Sure, but you'd see more people out-and-about with an iPod than you would with a Macbook. The iPod was the beginning of Apple's legacy as a status symbol.


that is post peak... iPhone was released 2007


2006 iPods and Macs were both around 40% of Apple revenue

2007 iPhone launched and absorbed a bunch of iPod sales so I think your search was giving you just past the peak.


I also disagree. Apple have an absolutely over the top, under-appreciated, cautiously obsessive approach to controlling the ___domain of your experience, 100%. Advertising on your platform is selling a message other than your own, selling a product outside of your control and creating a user experience you might not necessarily be improving.
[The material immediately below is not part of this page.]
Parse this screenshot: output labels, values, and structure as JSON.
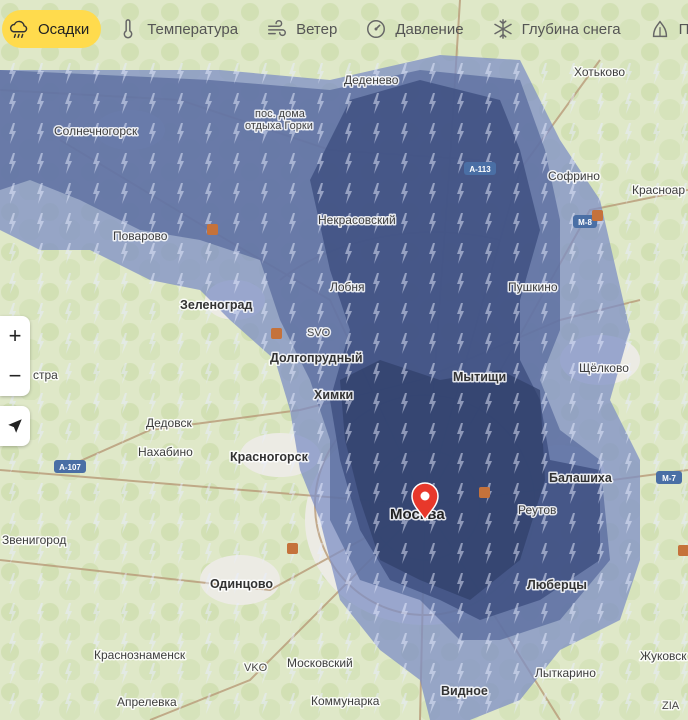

Apple are a BRAND. They sell a PRODUCT. They deliver on their PLATFORM. It's like asking why Nike don't allow third party's to put adverts on the sneakers they sell. I don't think they've struggled with monetising advertising. Clearly there is no struggle financially and advertising is mostly a game of throwing spaghetti at the wall and hoping the odd message sticks. Apple as a company don't need those odds. Yet, at least.


Remember that Apple's end goal is to ultimately reroute users through their own devices and experiences, where they can ultimately take a cut of the profits. Nobody is truly benevolent to the user in this case, it's just a matter of Apple's dystopian capitalist future versus Google's dystopian capitalist future. The tiebreaker for me is which company is willing to be more open, and accept users who want to extend their products. At the end of the day, that's Google, Microsoft and (to a lesser degree) Amazon, who have at least put in the effort of giving developers documentation and API access.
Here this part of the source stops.